Testo e significato di Girasole, il brano di Leo Gassmann contenuto nell’album Vita Vera Paradiso, uscito il 9 aprile per EMI Records / Universal Music Italia. Il pezzo viene presentato per la prima volta dal vivo nel corso dell’ultima puntata di Canzonissima 2026 e si muove su una scrittura amorosa molto diretta, costruita su immagini luminose, stupore e riconoscimento.
Il brano è firmato da Leo Gassmann con Matteo Costanzo, Giuseppe Taccini e Fadi, mentre la produzione è di Matteo Costanzo e Giuseppe Taccini.
Leo Gassmann – Girasole: il significato del brano
Girasole lavora su un’immagine precisa fin dal titolo. La persona amata viene guardata da più angolazioni: da sotto, da sopra, da fuori, da dentro. Ogni prospettiva cambia il ritratto ma tiene fermo il punto centrale, cioè l’effetto che questa presenza ha su chi canta. Prima c’era “solo rumore”, poi arriva qualcuno che rimette ordine, aria e luce.
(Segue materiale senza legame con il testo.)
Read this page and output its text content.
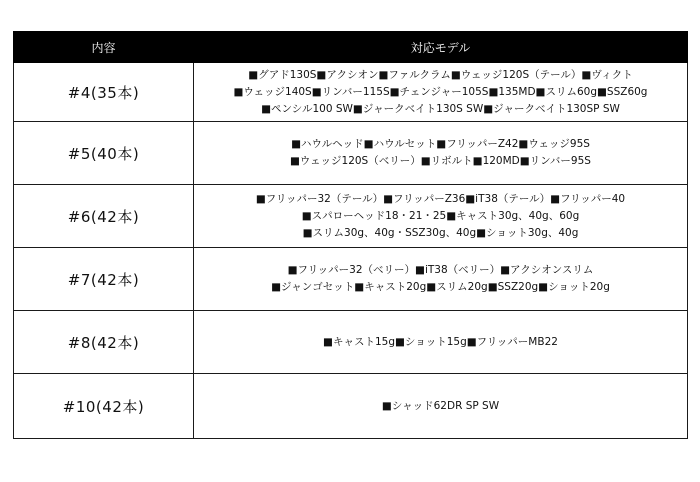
内容	対応モデル
#4(35本)	■グアド130S■アクシオン■ファルクラム■ウェッジ120S（テール）■ヴィクト
■ウェッジ140S■リンバー115S■チェンジャー105S■135MD■スリム60g■SSZ60g
■ペンシル100 SW■ジャークベイト130S SW■ジャークベイト130SP SW

#5(40本)	■ハウルヘッド■ハウルセット■フリッパーZ42■ウェッジ95S
■ウェッジ120S（ベリー）■リボルト■120MD■リンバー95S

#6(42本)	■フリッパー32（テール）■フリッパーZ36■iT38（テール）■フリッパー40
■スパローヘッド18・21・25■キャスト30g、40g、60g
■スリム30g、40g・SSZ30g、40g■ショット30g、40g

#7(42本)	■フリッパー32（ベリー）■iT38（ベリー）■アクシオンスリム
■ジャンゴセット■キャスト20g■スリム20g■SSZ20g■ショット20g

#8(42本)	■キャスト15g■ショット15g■フリッパーMB22

#10(42本)	■シャッド62DR SP SW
Il testo ha una struttura semplice, quasi da canzone pop classica, ma dentro ci mette diversi dettagli che lo tengono in piedi bene: il girasole, il sole, l’uragano, il soldato americano, il primo passo sulla luna. Non sono immagini messe lì per fare scena. Servono a raccontare una persona che appare enorme, quasi fuori misura, e che per questo cambia anche lo sguardo di chi la incontra.
Il testo di Girasole
Vista da sotto sembri un girasole
che si muove muove muove
vista da sopra sembri un grande sole
che riscalda e che commuove
prima di te c’era solo rumore
una granda confusione
ora sei aria se respiro
dopo un lunga immersione
non so dove, ma sono certo di averti già vista
e adesso che sei mia
mi fai venire voglia di fare l’artista
di scrivere canzoni
di amarti finchè vuoi
parlarti di orizzonti
segreti di altri mondi
Vista da fuori sembri un uragano
un soldato americano
vista da dentro sei avventura
e il primo passo sulla luna
non so dove, ma sono certo di averti già vista
e adesso che sei mia
mi fai venire voglia di fare l’artista
di scrivere canzoni
di amarti finchè vuoi
parlarti di orizzonti
segreti di altri mondi
non so come
ma sono certo di averti trovata
incontrarti è stata una fortuna
non sai quanto ti avevo cercata
quando guardi emozioni
quando parli mi commuovi
quando ridi e siam vicini
mi colori di colori nuovi
Non sai, non sai, non sai
quanto ti ho chiamata
Non sai, non sai, non sai
quanto ti ho cercata
anche all’ombra della luna
è poco, è poco, è poco
se la chiamo fortuna
e la chiamo fortuna
ma che bella fortuna
ma che bella fortuna
quando guardi emozioni
quando parli mi commuovi
quando ridi e siam vicini
mi colori di colori nuovi
quando guardi emozioni
quando parli mi commuovi
quando ridi e siam vicini
mi colori di colori nuovi
quando ridi e siam vicini
mi colori di colori nuovi
quando ridi e siam vicini
mi colori di colori nuovi
Girasole arriva dopo Sanremo 2026 e dentro Vita Vera Paradiso
Girasole è contenuta in Vita Vera Paradiso, il disco pubblicato da Leo Gassmann dopo la partecipazione al Festival di Sanremo 2026 con Naturale. La prima esecuzione dal vivo del brano arriva invece nell’ultima puntata di Canzonissima 2026, dove il pezzo entra subito in una chiave più esposta e radiofonica rispetto ad altri momenti del disco.